Students can download the open-source software-such as "R," which performs many of the functions of the popular statistics program SPSS-off of the Internet for free. Another free program, "Mx," can be used in place of commercially available structural equation modeling software.

In addition to being free, these programs can create charts and graphs to students' exact specifications, says Ken Kelley, a fifth-year quantitative psychology graduate student at the University of Notre Dame. However, R lacks SPSS's automatic data cleaning function-which, for example, flags results outside of a given range.
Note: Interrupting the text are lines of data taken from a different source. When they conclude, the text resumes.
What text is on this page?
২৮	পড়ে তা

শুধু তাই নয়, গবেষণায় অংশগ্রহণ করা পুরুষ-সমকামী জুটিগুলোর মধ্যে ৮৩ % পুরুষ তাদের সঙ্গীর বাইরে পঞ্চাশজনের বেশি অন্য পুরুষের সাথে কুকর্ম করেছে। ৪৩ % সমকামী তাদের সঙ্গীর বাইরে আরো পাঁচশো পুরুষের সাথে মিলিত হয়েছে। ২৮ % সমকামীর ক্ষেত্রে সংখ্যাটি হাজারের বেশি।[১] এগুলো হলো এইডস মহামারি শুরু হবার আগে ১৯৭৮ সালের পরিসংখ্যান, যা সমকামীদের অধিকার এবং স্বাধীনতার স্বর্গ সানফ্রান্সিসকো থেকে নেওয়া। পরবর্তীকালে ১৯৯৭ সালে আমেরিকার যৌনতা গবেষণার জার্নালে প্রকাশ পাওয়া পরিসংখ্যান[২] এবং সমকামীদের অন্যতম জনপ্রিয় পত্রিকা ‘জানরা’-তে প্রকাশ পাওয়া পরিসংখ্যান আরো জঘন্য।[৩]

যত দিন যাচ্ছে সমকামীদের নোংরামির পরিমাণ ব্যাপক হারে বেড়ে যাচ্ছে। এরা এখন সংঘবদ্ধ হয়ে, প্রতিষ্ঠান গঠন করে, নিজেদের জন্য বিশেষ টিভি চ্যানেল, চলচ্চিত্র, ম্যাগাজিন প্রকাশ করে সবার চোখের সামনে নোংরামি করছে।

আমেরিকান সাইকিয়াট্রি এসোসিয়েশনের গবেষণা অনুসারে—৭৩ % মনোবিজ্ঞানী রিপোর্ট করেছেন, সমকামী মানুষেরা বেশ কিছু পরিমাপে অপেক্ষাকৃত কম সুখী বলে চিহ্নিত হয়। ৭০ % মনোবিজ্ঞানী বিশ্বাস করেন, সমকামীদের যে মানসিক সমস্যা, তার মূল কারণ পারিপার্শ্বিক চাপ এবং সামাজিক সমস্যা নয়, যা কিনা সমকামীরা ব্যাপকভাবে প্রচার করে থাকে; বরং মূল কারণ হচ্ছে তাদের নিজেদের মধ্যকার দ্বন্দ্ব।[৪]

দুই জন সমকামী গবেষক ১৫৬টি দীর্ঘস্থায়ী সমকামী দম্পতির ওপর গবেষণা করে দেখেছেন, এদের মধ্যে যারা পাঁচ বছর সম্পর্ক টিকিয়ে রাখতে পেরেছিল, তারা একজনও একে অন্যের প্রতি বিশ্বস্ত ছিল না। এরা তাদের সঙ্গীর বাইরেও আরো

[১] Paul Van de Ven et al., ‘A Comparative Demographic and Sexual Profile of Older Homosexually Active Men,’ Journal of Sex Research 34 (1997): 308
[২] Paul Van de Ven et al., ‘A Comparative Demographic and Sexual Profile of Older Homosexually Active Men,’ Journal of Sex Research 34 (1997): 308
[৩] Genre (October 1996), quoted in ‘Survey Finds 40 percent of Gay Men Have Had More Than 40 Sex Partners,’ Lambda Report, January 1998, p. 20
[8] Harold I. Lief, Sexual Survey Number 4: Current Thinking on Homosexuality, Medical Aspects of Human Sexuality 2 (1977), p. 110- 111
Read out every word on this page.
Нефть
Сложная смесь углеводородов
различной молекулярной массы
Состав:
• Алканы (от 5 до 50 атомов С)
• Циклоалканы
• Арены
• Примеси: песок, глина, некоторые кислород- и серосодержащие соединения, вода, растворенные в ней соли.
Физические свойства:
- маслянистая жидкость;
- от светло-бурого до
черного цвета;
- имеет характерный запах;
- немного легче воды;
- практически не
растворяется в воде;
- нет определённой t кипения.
A nonprofit foundation funds R's development, and psychologist Michael C. Neale, PhD, a professor of psychiatry and human genetics at Virginia Commonwealth University, wrote Mx with the support of a grant that stipulated that the software not be sold. As a result, anyone can download and view both R's and Mx's code, and add to it-either on their own computers or on the programs' online databases.

Because an international community of researchers continually reviews and updates both Mx and R, the programs incorporate cutting-edge statistical methods before similar commercial software does, says Kelley, who uses both programs in his own research.

But while commercial programs often include easily understandable "point and click" controls, working with R requires some knowledge of computer programming and logic, Kelly notes.

"It's definitely harder to learn R than SPSS, but once you know it you can do so much more," says Kelly.